What is the sum of a binomial series where the bionomials terms are raised to a power?: $ \sum\limits_{k=0}^\infty \binom{n}{k}^dx^k$

Question

We know that:

$$ \sum_{k=0}^\infty \binom{n}{k}x^k = (1+x)^n $$

Is there a closed-form expression to

$$ \sum_{k=0}^\infty \binom{n}{k}^dx^k, $$ where $d \in \Bbb{R} $? Can you help me? Thanks!

Answer 1

Here will be an attempt at a closed form for $d\in\Bbb N$:

You can rewrite it in terms of the Pochhammer symbol:

$$\sum_{k=0}^\infty \binom nk ^d x^k=Γ(n+1)^d\sum_{k=0}^\infty \frac{x^k}{Γ(k+1)^dΓ(n-k+1)^d}= Γ(n+1)^d\sum_{k=0}^\infty \frac{x^k}{\prod_{j=1}^d Γ(k+1)\prod_{j=1}^d Γ(n-k+1)}= Γ(n+1)^d\sum_{k=0}^\infty \frac{x^k}{\prod_{j=1}^d (1)_{k}\prod_{j=1}^d (1)_{n-k}} $$

Which can probably be put into a Generalized Hypergeometric function form using the following definition:

$$\,_p\text F_q(a_1,…,a_p;b_1,…b_q;z)=\sum_{k=0}^\infty \frac{\prod_{j=1}^p(a_j)_k\,z^k}{\prod_{j=1}^q(b_j)_k\,k!}$$

Let’s try and find a pattern:

$d=3:$

$$Γ(n+1)^3\sum_{k=0}^\infty \frac{x^k}{Γ(k+1)^3Γ(n-k+1)^3}=\,_3\text F_2(-n,-n,-n,1,1,x)$$ $d=4:$

$$Γ(n+1)^4\sum_{k=0}^\infty \frac{x^k}{Γ(k+1)^4Γ(n-k+1)^4}=\,_4\text F_3(-n,-n,-n,-n,1,1,1,x)$$

$d=d$:

$$\sum_{k=0}^\infty \binom nk ^d x^k = Γ(n+1)^d\sum_{k=0}^\infty \frac{x^k}{Γ(k+1)^dΓ(n-k+1)^d} =\boxed{\,_d\text F_{d-1}(-n,…,-n;1,…,1;x)}$$

where there are a $d$ amount of $-n$s and a $d-1$ amount of $1$s. I challenge you to try the $d\not\in\Bbb N$ case. The formula is surprisingly simple for a hypergeometric function. Please correct me and give me feedback!

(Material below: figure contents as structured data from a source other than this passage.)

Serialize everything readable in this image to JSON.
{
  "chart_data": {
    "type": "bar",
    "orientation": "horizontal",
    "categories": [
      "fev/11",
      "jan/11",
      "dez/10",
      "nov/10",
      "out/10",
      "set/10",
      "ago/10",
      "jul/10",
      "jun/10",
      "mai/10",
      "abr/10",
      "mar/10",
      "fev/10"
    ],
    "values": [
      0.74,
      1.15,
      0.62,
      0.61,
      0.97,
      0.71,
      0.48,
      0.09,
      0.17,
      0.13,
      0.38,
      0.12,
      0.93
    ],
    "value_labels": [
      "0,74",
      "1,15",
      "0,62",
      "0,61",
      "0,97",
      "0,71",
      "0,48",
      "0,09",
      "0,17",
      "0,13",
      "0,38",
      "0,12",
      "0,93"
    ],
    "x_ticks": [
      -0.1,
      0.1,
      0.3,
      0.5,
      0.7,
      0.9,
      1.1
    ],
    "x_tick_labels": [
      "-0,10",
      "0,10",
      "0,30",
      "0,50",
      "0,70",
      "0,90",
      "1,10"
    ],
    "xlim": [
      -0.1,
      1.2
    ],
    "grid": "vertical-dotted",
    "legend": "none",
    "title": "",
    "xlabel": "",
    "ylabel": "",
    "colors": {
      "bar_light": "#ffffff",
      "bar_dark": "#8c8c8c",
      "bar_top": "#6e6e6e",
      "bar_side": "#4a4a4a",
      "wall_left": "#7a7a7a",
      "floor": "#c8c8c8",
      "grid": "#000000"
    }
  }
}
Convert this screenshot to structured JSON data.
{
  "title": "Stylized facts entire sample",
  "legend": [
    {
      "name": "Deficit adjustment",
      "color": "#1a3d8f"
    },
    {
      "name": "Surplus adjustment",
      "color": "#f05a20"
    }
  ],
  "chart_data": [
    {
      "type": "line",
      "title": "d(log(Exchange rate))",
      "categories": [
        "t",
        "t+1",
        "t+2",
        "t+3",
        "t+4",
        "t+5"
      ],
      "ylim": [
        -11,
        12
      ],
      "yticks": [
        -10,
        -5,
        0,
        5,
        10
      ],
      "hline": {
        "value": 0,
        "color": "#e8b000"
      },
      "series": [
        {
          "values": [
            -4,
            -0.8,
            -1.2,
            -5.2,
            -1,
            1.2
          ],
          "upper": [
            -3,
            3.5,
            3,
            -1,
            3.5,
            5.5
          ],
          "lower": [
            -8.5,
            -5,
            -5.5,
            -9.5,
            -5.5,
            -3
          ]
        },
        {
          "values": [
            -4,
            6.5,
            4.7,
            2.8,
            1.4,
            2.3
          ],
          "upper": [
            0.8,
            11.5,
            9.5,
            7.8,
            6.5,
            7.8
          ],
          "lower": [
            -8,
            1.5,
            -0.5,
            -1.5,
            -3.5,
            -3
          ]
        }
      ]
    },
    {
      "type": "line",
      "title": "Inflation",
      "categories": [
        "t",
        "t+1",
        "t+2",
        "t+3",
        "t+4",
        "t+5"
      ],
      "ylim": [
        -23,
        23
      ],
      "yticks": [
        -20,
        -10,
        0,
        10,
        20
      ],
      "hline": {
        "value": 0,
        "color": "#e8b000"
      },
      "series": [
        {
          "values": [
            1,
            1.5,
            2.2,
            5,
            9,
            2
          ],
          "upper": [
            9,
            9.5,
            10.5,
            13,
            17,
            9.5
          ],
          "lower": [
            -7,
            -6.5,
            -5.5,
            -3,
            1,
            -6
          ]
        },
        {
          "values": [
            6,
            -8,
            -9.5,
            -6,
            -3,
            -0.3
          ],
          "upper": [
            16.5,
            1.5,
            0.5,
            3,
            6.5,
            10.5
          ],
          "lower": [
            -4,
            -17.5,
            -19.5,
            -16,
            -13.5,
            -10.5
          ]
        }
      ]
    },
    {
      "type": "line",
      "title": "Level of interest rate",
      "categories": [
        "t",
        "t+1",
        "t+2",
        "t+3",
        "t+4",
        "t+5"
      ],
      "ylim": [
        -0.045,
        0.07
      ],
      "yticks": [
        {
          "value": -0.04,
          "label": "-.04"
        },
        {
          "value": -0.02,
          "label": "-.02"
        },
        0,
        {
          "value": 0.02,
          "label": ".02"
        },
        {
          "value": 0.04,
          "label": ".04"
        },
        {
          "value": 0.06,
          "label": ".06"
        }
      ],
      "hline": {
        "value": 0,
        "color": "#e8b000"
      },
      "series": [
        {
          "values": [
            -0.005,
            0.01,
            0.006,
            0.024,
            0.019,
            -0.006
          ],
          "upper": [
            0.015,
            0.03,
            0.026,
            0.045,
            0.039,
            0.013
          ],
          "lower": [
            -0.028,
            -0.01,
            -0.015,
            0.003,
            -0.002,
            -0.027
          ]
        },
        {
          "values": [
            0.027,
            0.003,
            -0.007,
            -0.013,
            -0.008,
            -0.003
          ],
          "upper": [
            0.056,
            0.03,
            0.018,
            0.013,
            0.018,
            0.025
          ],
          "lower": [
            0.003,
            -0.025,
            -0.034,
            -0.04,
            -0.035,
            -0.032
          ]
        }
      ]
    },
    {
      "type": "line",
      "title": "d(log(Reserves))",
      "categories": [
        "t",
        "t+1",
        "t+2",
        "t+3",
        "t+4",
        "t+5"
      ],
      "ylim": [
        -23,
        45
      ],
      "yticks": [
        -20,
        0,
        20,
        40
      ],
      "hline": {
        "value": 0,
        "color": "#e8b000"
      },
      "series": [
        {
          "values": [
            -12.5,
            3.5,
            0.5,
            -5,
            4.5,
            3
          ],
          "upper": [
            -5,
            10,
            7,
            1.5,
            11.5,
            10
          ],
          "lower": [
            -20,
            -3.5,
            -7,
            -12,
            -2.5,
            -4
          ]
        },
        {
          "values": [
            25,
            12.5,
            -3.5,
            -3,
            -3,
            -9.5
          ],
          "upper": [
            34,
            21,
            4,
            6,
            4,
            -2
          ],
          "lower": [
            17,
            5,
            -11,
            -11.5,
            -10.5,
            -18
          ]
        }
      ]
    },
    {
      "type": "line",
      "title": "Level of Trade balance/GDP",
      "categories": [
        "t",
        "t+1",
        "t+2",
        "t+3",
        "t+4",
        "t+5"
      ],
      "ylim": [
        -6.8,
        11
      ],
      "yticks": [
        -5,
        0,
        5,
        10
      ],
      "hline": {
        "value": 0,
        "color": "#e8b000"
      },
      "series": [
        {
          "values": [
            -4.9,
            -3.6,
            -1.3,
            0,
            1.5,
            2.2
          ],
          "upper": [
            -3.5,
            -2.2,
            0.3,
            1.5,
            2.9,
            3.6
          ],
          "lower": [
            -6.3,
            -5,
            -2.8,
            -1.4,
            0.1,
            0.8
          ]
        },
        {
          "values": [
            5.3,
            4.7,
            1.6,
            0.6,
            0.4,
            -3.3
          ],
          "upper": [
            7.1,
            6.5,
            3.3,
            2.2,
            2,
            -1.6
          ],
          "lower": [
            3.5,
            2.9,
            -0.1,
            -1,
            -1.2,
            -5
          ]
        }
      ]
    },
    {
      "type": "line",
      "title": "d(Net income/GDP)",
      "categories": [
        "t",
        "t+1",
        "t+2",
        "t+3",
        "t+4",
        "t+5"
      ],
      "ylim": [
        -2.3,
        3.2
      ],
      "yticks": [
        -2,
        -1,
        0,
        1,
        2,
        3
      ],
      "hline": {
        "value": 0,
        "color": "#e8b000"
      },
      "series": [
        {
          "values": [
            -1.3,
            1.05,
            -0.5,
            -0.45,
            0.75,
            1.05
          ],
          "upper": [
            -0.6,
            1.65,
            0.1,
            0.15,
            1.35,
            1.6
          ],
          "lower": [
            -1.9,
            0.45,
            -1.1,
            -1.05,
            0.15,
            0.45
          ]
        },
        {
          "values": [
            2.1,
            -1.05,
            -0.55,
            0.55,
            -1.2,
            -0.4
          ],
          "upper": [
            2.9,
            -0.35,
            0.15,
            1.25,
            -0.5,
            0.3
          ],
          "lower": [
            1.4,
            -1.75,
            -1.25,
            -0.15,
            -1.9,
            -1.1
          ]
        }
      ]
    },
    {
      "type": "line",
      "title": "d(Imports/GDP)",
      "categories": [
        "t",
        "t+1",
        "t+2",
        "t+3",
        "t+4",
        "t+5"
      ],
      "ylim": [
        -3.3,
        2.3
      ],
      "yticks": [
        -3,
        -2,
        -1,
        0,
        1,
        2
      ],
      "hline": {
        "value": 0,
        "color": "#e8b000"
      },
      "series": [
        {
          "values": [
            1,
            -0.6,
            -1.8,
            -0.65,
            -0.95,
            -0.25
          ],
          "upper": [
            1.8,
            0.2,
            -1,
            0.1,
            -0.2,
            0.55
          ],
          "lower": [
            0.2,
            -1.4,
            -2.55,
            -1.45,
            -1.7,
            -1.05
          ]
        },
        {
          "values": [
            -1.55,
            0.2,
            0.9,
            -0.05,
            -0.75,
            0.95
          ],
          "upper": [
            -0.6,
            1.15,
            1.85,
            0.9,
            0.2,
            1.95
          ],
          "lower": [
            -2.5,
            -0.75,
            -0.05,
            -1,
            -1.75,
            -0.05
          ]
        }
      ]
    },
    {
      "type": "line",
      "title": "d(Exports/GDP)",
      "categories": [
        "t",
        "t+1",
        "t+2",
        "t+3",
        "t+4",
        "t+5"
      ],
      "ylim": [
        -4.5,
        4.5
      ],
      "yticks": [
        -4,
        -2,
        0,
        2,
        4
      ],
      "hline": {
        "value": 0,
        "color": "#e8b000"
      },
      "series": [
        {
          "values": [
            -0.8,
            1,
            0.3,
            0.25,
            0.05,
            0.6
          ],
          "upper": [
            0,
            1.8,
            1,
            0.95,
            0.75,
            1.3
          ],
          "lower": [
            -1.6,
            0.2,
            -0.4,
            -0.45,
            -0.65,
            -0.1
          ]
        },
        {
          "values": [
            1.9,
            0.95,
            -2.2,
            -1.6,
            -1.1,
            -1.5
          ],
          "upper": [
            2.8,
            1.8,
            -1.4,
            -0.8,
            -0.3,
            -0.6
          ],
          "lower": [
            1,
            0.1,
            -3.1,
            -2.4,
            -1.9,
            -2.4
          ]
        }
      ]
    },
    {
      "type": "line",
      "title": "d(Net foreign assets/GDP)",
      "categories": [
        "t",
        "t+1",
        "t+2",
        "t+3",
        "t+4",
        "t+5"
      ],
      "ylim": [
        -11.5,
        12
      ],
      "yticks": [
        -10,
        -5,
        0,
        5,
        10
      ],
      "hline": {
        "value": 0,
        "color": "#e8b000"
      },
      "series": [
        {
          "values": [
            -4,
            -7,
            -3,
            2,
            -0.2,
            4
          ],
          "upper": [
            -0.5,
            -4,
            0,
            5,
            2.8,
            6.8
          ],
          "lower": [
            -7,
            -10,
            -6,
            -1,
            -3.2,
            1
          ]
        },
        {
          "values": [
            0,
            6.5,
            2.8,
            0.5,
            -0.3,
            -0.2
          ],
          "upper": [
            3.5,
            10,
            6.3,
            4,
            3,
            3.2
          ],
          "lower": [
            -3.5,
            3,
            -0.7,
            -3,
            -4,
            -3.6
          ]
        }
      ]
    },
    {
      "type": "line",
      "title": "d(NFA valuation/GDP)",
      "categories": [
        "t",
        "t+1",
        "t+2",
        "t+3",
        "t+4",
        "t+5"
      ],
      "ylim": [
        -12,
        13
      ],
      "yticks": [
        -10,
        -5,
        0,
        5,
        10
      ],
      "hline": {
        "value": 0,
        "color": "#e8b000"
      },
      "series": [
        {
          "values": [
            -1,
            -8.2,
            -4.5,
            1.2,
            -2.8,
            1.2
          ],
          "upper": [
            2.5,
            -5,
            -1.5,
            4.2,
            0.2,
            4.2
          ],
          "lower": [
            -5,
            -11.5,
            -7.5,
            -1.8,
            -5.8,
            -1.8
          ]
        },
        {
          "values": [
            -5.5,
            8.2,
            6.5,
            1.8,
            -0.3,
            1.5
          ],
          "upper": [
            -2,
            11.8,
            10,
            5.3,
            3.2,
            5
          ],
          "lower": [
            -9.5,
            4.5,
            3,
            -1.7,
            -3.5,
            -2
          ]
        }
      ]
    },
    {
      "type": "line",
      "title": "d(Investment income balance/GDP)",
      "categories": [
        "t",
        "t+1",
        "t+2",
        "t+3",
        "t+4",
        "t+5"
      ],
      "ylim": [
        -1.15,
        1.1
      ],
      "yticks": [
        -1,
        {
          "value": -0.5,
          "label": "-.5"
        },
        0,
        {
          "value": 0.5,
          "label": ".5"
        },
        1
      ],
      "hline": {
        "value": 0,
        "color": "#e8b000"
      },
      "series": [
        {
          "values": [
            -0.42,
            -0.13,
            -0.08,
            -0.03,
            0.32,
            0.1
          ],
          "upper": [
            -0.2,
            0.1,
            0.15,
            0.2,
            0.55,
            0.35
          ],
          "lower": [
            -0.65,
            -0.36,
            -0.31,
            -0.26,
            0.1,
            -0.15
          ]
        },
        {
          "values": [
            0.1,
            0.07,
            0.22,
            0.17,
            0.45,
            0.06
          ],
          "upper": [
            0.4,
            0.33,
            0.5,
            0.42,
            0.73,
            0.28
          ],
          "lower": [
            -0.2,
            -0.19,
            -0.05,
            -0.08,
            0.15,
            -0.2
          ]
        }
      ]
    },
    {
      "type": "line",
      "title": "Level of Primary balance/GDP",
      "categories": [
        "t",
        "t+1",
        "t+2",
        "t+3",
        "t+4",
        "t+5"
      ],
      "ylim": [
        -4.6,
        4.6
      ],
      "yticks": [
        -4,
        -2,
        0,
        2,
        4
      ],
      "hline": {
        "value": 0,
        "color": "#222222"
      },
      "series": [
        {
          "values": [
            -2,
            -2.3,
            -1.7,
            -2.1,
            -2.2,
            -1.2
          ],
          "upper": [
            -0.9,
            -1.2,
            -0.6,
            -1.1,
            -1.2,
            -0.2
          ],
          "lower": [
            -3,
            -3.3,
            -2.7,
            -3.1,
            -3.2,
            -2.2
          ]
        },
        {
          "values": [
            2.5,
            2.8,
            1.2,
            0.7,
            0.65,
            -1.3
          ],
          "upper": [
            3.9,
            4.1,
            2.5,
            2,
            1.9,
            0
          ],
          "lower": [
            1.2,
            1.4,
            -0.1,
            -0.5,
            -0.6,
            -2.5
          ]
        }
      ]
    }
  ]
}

Here is an attempt to find a closed form for the following. Instead of writing out the full sum, let’s define:

$$S(n)\mathop=^\text{def}\sum_{k=0}^\infty\binom nk ^\frac12$$

It is linked to polynomial roots/ values of a trigonometric for $\frac \pi n$ because:

$$S(-1)=\lim_{n\to\infty} n+1+ni=\infty(1+i)$$$$S(0)=1$$$$S(1)=2$$$$S(2)=\sqrt 2+1=\text{Silver Ratio}$$$$ S(3)=1+2\sqrt 3$$$$S(4)=6+\sqrt 6$$$$S(5)=2+2\sqrt{5(3+2\sqrt2)}$$$$S(6)=2\sqrt6+2(\sqrt {15}+\sqrt 5+1)$$$$S(7)=2(1+\sqrt 7+\sqrt {21}+\sqrt 35)$$$$S(24)=2(1+2\sqrt 6+2\sqrt{69}+2\sqrt{506}+6\sqrt{9614}+4\sqrt{10626}+2\sqrt{33649}+7\sqrt{81719}+4\sqrt{156009}+\sqrt{490314}+\sqrt{676039})$$

and so on as the sum gets increasingly larger. Can you find a pattern form for $$S(n)\mathop=^\text{def}\sum_{k=0}^\infty\binom nk ^\frac12?$$ Notice how $S(7)=2(1+\sqrt 7+\sqrt {3\cdot 7}+\sqrt {5\cdot7})$ and try to rewrite the binomial coefficient.